The director Ryan Murphy, the co-creator of TV series “Glee” and “American Horror Story”, sometimes tries a little too hard to energize the story(I find the handheld camera approach in several scenes a bit distracting, for example), but he draws a number of strong performances from the cast, which are the emotional anchor for us to hold onto the episodic narrative of his movie. The adapted screenplay by Larry Kramer, which is based on Kramer’s own acclaimed stage play, feels theatrical especially when the characters pour out their feelings and thoughts on the screen, but these moments ring true thanks to Kramer’s good writing, and the actors elevate them into many powerful scenes to behold.
While Mark Ruffalo, who will probably win an Emmy for this movie, deftly swings between righteous anger and gentle sensitivity without any single misstep in his superb performance, the supporting performers surrounding him have each own moments to shine. While Julia Roberts gets another nice chance to utilize her talent after her recent Oscar-nominated turn in “August: Osage County”(2013), Alfred Molina has a couple of wonderful scenes as Ned’s lawyer brother who has his own prejudice to overcome despite his deep affection toward his little brother. He does care about Ned, but he does not think his brother is ‘normal’, and Molina and Ruffalo effectively convey to us the complex relationship between them during their scenes. Although they look relatively less confident, Taylor Kitsch and Jim Parsons are adequately cast in their respective roles, and Joe Mantello has a showstopper moment when his character finally reaches to the breaking point and then explodes into a frantic monologue. In the case of Matt Bomer, who lost 40 pounds(18-kg) for some of his scenes, he is simply devastating as Ned’s young partner, and he and Ruffalo are superlative in their harrowing and touching portrayal of two lovers painfully going through their losing battle against the disease which is going to separate them apart sooner or later.
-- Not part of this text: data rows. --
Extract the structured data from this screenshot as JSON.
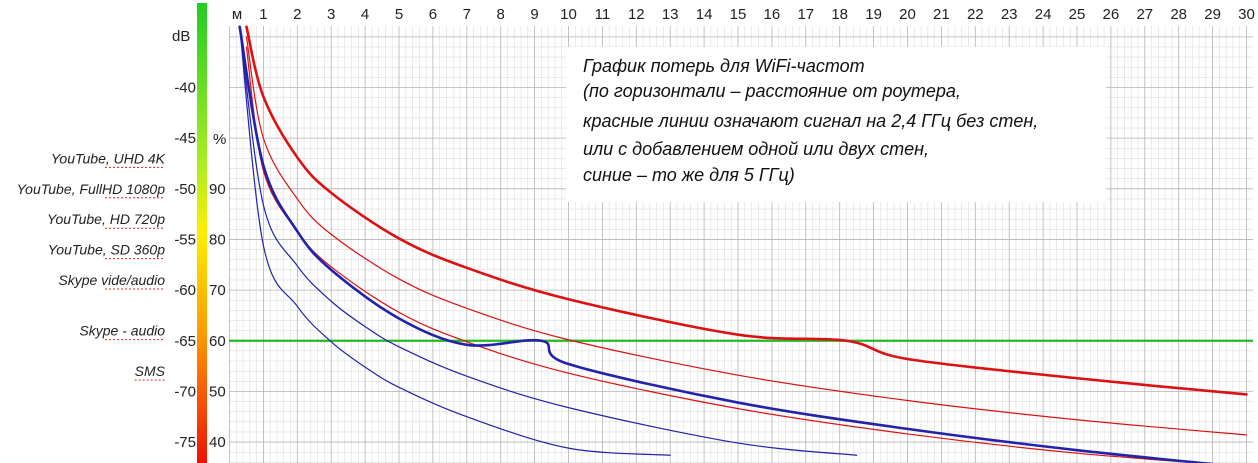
{
  "chart_data": {
    "type": "line",
    "title_lines": [
      "График  потерь для WiFi-частот",
      "(по горизонтали – расстояние от роутера,",
      "красные линии означают сигнал на 2,4 ГГц без стен,",
      "или с добавлением одной или двух стен,",
      "синие – то же для 5 ГГц)"
    ],
    "x_axis": {
      "unit_label": "м",
      "range": [
        0,
        30
      ],
      "ticks": [
        1,
        2,
        3,
        4,
        5,
        6,
        7,
        8,
        9,
        10,
        11,
        12,
        13,
        14,
        15,
        16,
        17,
        18,
        19,
        20,
        21,
        22,
        23,
        24,
        25,
        26,
        27,
        28,
        29,
        30
      ]
    },
    "y_axis": {
      "unit_label": "dB",
      "range": [
        -77,
        -34
      ],
      "ticks": [
        -40,
        -45,
        -50,
        -55,
        -60,
        -65,
        -70,
        -75
      ]
    },
    "percent_axis": {
      "unit_label": "%",
      "ticks": [
        90,
        80,
        70,
        60,
        50,
        40
      ]
    },
    "threshold": {
      "db": -65,
      "color": "#22bb22"
    },
    "service_labels": [
      {
        "text": "YouTube, UHD 4K",
        "db": -47
      },
      {
        "text": "YouTube, FullHD 1080p",
        "db": -50
      },
      {
        "text": "YouTube, HD 720p",
        "db": -53
      },
      {
        "text": "YouTube, SD 360p",
        "db": -56
      },
      {
        "text": "Skype vide/audio",
        "db": -59
      },
      {
        "text": "Skype - audio",
        "db": -64
      },
      {
        "text": "SMS",
        "db": -68
      }
    ],
    "series": [
      {
        "color": "#dd1111",
        "width": 2.6,
        "x": [
          0.5,
          1,
          2,
          3,
          5,
          7,
          10,
          15,
          18.2,
          20,
          25,
          30
        ],
        "y": [
          -34,
          -40.9,
          -46.9,
          -50.4,
          -54.9,
          -57.8,
          -60.9,
          -64.4,
          -65,
          -66.8,
          -68.7,
          -70.3
        ]
      },
      {
        "color": "#dd1111",
        "width": 1.2,
        "x": [
          0.5,
          1,
          2,
          3,
          5,
          7,
          10,
          15,
          20,
          25,
          30
        ],
        "y": [
          -35,
          -45.0,
          -51.0,
          -54.5,
          -58.9,
          -61.8,
          -64.9,
          -68.4,
          -70.9,
          -72.8,
          -74.3
        ]
      },
      {
        "color": "#dd1111",
        "width": 1.2,
        "x": [
          0.5,
          1,
          2,
          3,
          5,
          7,
          10,
          15,
          20,
          25,
          30
        ],
        "y": [
          -36,
          -48.2,
          -54.2,
          -57.7,
          -62.2,
          -65.1,
          -68.2,
          -71.7,
          -74.2,
          -76.1,
          -77.4
        ]
      },
      {
        "color": "#2222aa",
        "width": 2.6,
        "x": [
          0.3,
          1,
          2,
          3,
          5,
          7,
          9.2,
          10,
          15,
          20,
          25,
          30
        ],
        "y": [
          -34,
          -47.7,
          -54.2,
          -58.0,
          -62.8,
          -65.4,
          -65,
          -67.3,
          -71.1,
          -73.7,
          -75.8,
          -77.5
        ]
      },
      {
        "color": "#2222aa",
        "width": 1.2,
        "x": [
          0.3,
          1,
          2,
          3,
          4,
          5,
          7,
          10,
          15,
          18.5
        ],
        "y": [
          -34,
          -51.6,
          -57.6,
          -61.1,
          -63.6,
          -65.6,
          -68.5,
          -71.6,
          -75.1,
          -76.3
        ]
      },
      {
        "color": "#2222aa",
        "width": 1.2,
        "x": [
          0.3,
          1,
          2,
          3,
          4,
          5,
          7,
          10,
          13
        ],
        "y": [
          -34,
          -55.6,
          -61.6,
          -65.1,
          -67.6,
          -69.6,
          -72.5,
          -75.6,
          -76.3
        ]
      }
    ]
  }
}
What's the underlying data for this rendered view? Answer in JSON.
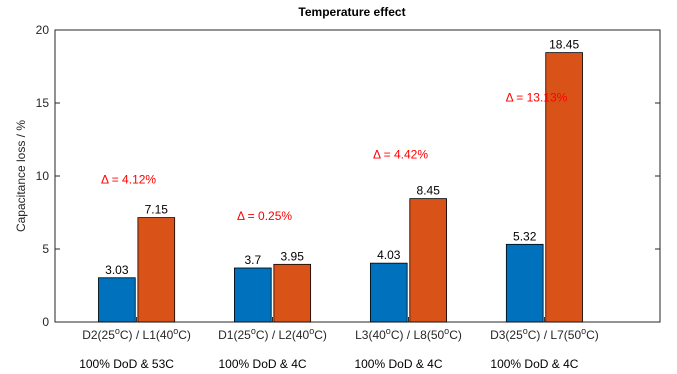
{
  "chart_data": {
    "type": "bar",
    "title": "Temperature effect",
    "ylabel": "Capacitance loss / %",
    "xlabel": "",
    "ylim": [
      0,
      20
    ],
    "yticks": [
      0,
      5,
      10,
      15,
      20
    ],
    "grid": false,
    "legend": "none",
    "colors": [
      "#0072BD",
      "#D95319"
    ],
    "categories": [
      {
        "label_parts": [
          {
            "t": "D2(25"
          },
          {
            "t": "o",
            "sup": true
          },
          {
            "t": "C) / L1(40"
          },
          {
            "t": "o",
            "sup": true
          },
          {
            "t": "C)"
          }
        ],
        "condition": "100% DoD & 53C"
      },
      {
        "label_parts": [
          {
            "t": "D1(25"
          },
          {
            "t": "o",
            "sup": true
          },
          {
            "t": "C) / L2(40"
          },
          {
            "t": "o",
            "sup": true
          },
          {
            "t": "C)"
          }
        ],
        "condition": "100% DoD & 4C"
      },
      {
        "label_parts": [
          {
            "t": "L3(40"
          },
          {
            "t": "o",
            "sup": true
          },
          {
            "t": "C) / L8(50"
          },
          {
            "t": "o",
            "sup": true
          },
          {
            "t": "C)"
          }
        ],
        "condition": "100% DoD & 4C"
      },
      {
        "label_parts": [
          {
            "t": "D3(25"
          },
          {
            "t": "o",
            "sup": true
          },
          {
            "t": "C) / L7(50"
          },
          {
            "t": "o",
            "sup": true
          },
          {
            "t": "C)"
          }
        ],
        "condition": "100% DoD & 4C"
      }
    ],
    "series": [
      {
        "values": [
          3.03,
          3.7,
          4.03,
          5.32
        ],
        "labels": [
          "3.03",
          "3.7",
          "4.03",
          "5.32"
        ]
      },
      {
        "values": [
          7.15,
          3.95,
          8.45,
          18.45
        ],
        "labels": [
          "7.15",
          "3.95",
          "8.45",
          "18.45"
        ]
      }
    ],
    "annotations": [
      {
        "text": "Δ = 4.12%",
        "x": 1,
        "y": 9.5
      },
      {
        "text": "Δ = 0.25%",
        "x": 2,
        "y": 7.0
      },
      {
        "text": "Δ = 4.42%",
        "x": 3,
        "y": 11.2
      },
      {
        "text": "Δ = 13.13%",
        "x": 4,
        "y": 15.1
      }
    ]
  }
}
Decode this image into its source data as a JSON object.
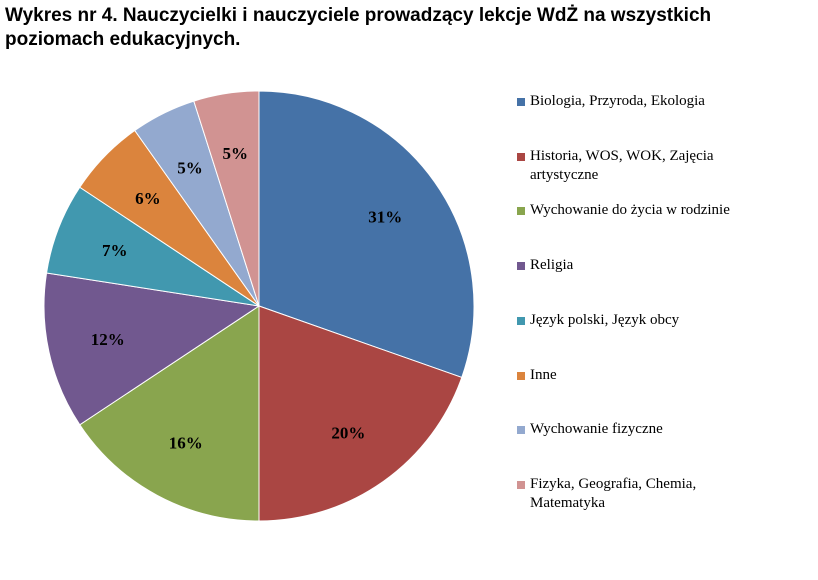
{
  "chart_data": {
    "type": "pie",
    "title": "Wykres nr 4. Nauczycielki i nauczyciele prowadzący lekcje WdŻ na wszystkich poziomach edukacyjnych.",
    "legend_position": "right",
    "categories": [
      "Biologia, Przyroda, Ekologia",
      "Historia, WOS, WOK, Zajęcia artystyczne",
      "Wychowanie do życia w rodzinie",
      "Religia",
      "Język polski, Język obcy",
      "Inne",
      "Wychowanie fizyczne",
      "Fizyka, Geografia, Chemia, Matematyka"
    ],
    "values": [
      31,
      20,
      16,
      12,
      7,
      6,
      5,
      5
    ],
    "data_labels": [
      "31%",
      "20%",
      "16%",
      "12%",
      "7%",
      "6%",
      "5%",
      "5%"
    ],
    "colors": [
      "#4572A7",
      "#AA4643",
      "#89A54E",
      "#71588F",
      "#4198AF",
      "#DB843D",
      "#93A9CF",
      "#D19392"
    ]
  }
}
Like “Longtime Companion”(1989) and “Dallas Buyers Club”(2013), “The Normal Heart” tells us a lot about that gloomy era when things looked quite hopeless to many people. Things are better now as AIDS becomes a treatable disease and several civil rights of sexual minorities are legally recognized, but I think we need to be reminded of how difficult it was for them to begin that progress, and the movie did its job with considerable emotional effects to linger on us.